Phil Ivey will not be able to get his hands on his winnings at the 2019 World Series of Summer (WSOP) this summer. The US Marshals Service confiscated his winnings in the $50,000 Poker Players Championship worth $124,410 as part of his on-going legal battle against the Borgata Casino in Atlantic City, New Jersey.
Borgata Legal Battle
Ivey’s dispute with the Atlantic City casino stems from a 2012 high-stakes baccarat session where the poker pro and his partner Kelly Cheng Yin Sun used a technique called “edge sorting” to beat Borgata out of $9.6 million. The technique gave them a small edge as it enabled them to spot defects on the back of cards. The strategy also allowed them to purposely change the appearance of cards during regular gameplay to their advantage.
Ivey admitted he used the technique not only in Borgata but also Crockfords in London, but the player defended his act and blamed the casinos for making use of flawed cards.
Borgata sued Ivey for over $13 million and the judge ruled against Ivey and ordered him to return $10.1 million to the casino.
Ivey’s Empty Bank Account
Recouping its money from the American poker pro proved to be a tedious task for the Borgata, with its legal team claiming that Ivey transferred his winnings to a bank account in Mexico. They found a Wells Fargo account in Ivey’s name but it did not contain any money.
This forced the Borgata to file a motion to chase Ivey’s assets outside of New Jersey. Borgata then tracked down the player’s assets in Nevada after receiving the green light from the courts. However, prior to the 2019 WSOP, Borgata’s legal team was never able to get back any of the money they were owed.
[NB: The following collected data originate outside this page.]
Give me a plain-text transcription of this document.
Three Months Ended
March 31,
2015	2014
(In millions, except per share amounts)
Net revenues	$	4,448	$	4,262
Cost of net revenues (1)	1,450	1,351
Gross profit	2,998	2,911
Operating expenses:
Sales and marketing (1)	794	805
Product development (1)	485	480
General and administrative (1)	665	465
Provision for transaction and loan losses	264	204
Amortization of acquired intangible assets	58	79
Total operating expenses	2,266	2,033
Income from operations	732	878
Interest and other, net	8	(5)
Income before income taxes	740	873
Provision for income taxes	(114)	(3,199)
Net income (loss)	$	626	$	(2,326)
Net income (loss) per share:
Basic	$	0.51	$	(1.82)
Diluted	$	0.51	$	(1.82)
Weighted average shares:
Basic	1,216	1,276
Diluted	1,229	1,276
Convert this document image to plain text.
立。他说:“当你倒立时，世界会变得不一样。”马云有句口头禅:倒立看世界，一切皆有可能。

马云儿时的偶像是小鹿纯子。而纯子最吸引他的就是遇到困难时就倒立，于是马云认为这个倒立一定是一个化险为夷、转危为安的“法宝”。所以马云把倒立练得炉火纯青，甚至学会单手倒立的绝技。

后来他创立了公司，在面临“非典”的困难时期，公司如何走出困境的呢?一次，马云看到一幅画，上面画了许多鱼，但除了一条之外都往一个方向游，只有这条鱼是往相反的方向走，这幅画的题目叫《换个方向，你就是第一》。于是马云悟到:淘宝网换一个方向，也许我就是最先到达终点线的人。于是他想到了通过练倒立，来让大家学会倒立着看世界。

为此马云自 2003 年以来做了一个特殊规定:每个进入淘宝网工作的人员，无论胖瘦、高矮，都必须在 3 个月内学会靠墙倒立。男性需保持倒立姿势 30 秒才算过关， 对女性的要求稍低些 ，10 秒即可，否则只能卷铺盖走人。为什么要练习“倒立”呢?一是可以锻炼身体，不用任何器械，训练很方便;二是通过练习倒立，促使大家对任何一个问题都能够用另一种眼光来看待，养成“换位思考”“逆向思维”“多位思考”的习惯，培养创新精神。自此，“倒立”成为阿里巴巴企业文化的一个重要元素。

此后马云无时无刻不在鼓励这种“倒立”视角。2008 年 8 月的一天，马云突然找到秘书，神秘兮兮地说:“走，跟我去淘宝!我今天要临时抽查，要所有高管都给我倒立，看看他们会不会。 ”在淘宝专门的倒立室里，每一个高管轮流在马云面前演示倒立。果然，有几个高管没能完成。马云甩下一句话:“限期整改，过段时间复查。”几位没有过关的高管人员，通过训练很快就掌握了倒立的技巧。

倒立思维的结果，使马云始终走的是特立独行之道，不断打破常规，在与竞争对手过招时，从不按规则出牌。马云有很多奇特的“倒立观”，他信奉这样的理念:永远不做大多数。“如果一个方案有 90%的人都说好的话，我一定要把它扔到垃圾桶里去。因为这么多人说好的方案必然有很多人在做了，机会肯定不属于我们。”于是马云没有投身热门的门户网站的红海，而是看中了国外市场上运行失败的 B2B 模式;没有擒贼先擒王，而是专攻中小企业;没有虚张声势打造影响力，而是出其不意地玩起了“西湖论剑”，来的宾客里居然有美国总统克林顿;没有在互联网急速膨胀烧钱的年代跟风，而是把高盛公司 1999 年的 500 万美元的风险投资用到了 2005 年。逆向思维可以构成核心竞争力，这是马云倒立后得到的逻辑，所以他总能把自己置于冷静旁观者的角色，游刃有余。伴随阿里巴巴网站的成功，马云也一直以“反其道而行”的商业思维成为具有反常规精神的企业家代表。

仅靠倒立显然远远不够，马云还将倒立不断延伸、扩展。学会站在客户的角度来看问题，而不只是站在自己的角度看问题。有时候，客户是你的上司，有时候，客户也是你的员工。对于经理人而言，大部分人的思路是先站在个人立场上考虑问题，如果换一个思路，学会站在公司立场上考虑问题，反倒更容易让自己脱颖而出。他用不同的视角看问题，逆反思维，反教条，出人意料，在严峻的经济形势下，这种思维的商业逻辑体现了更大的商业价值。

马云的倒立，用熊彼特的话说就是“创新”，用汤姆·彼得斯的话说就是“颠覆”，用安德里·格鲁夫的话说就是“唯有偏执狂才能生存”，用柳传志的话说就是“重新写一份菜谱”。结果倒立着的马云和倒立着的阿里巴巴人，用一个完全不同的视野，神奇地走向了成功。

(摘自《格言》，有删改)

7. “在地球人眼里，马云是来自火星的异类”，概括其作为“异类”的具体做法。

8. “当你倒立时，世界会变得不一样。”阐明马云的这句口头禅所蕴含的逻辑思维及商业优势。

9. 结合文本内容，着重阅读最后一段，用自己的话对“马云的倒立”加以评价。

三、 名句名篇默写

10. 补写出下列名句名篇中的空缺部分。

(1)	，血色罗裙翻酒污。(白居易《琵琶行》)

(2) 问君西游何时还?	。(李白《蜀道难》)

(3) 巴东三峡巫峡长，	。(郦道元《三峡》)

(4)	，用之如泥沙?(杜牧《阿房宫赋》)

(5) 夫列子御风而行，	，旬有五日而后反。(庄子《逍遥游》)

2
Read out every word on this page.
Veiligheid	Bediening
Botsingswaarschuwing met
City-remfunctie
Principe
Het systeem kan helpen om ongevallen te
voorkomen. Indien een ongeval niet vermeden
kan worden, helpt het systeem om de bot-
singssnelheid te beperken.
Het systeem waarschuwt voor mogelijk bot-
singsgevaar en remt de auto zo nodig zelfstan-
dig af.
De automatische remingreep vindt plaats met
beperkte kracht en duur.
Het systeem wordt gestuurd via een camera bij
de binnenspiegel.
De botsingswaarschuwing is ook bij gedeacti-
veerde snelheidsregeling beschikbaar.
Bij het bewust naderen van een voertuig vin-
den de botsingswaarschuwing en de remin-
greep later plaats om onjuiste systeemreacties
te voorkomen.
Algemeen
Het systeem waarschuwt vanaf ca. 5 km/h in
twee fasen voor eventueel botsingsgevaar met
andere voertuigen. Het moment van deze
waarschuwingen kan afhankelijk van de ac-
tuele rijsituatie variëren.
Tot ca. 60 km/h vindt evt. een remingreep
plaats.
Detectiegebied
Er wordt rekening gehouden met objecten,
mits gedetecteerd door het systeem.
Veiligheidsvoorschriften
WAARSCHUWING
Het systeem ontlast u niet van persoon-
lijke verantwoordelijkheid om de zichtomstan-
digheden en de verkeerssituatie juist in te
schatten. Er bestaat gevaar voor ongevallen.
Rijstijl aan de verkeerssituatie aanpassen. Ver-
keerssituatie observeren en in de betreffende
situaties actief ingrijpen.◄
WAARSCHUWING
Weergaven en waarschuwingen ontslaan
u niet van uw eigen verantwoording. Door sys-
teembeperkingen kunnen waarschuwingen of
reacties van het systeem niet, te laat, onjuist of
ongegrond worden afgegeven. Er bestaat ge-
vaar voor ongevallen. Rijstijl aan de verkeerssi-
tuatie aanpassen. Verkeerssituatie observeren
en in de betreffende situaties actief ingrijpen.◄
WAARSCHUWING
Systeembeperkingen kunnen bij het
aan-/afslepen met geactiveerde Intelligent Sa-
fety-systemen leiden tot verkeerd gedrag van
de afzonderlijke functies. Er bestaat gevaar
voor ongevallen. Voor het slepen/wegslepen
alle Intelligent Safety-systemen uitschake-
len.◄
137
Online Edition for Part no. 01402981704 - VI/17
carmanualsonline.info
Ivey is among one of the most successful poker players in recent history. While he is widely considered the richest poker player to ever come from New Jersey, it’s presumed that most of his wealth is currently not in the US, but located in banks outside the country.
2019 WSOP Winnings Seized
Upon learning that Ivey was running good in the Poker Players Championship, Jeremy Klausner, lawyer for Borgata, notified the WSOP top brass that they successfully obtained a writ of execution against the New Jersey native for his winnings and an additional accrued interest worth $214,518. There had been no confirmation on whether or not the WSOP withheld Ivey’s winnings until last week.
Ivey Unlikely to Play US Tournaments
It’s now understood that Ivey is unlikely to take part in any future poker tournaments in the US due to the ongoing Borgata standoff. Continuing to play on the American soil would mean Ivey would need to earn around $10 million in winnings before he can start withdrawing any of those winnings into his own bank account. Prior to his legal dispute with the Borgata, Ivey was rarely seen in US tournaments, except for the WSOP. His final major US tournament record outside of the WSOP was a 9th-place finish in the NBC Heads-Up Championship back in 2013.
It remains to be seen whether Ivey can pull off $10 million in total cashes at the WSOP as this feat is quite difficult to achieve. To date, only 13 players was able to win at least $10 million at the WSOP – each of them either triumphed in the Main Event or ran deep in the $1,000,000 Big One for One Drop. Phil Hellmuth is currently the only player in the $10 million group who never won a Main Event following the Moneymaker era.
Ivey’s impressive resume includes 67 cashes and 10 titles at the world’s longest-running festival, but all in all, his total WSOP earnings falls short of the $7 million mark. The NJ native is considered among the best and poker pros in the world and made a name for himself during the poker boom where he reportedly received around $920,000 per month from the now-defunct online poker platform Full Tilt Poker. Ivey’s overall tournament earnings currently sit at more than $26 million.
Ivey currently holding the 14th spot on the all-time money list but it is highly unlikely that the poker pro will pay back the Borgata out of his own pocket. This most likely means that he will not take part in US based poker tournaments and continue to play mostly in Asia.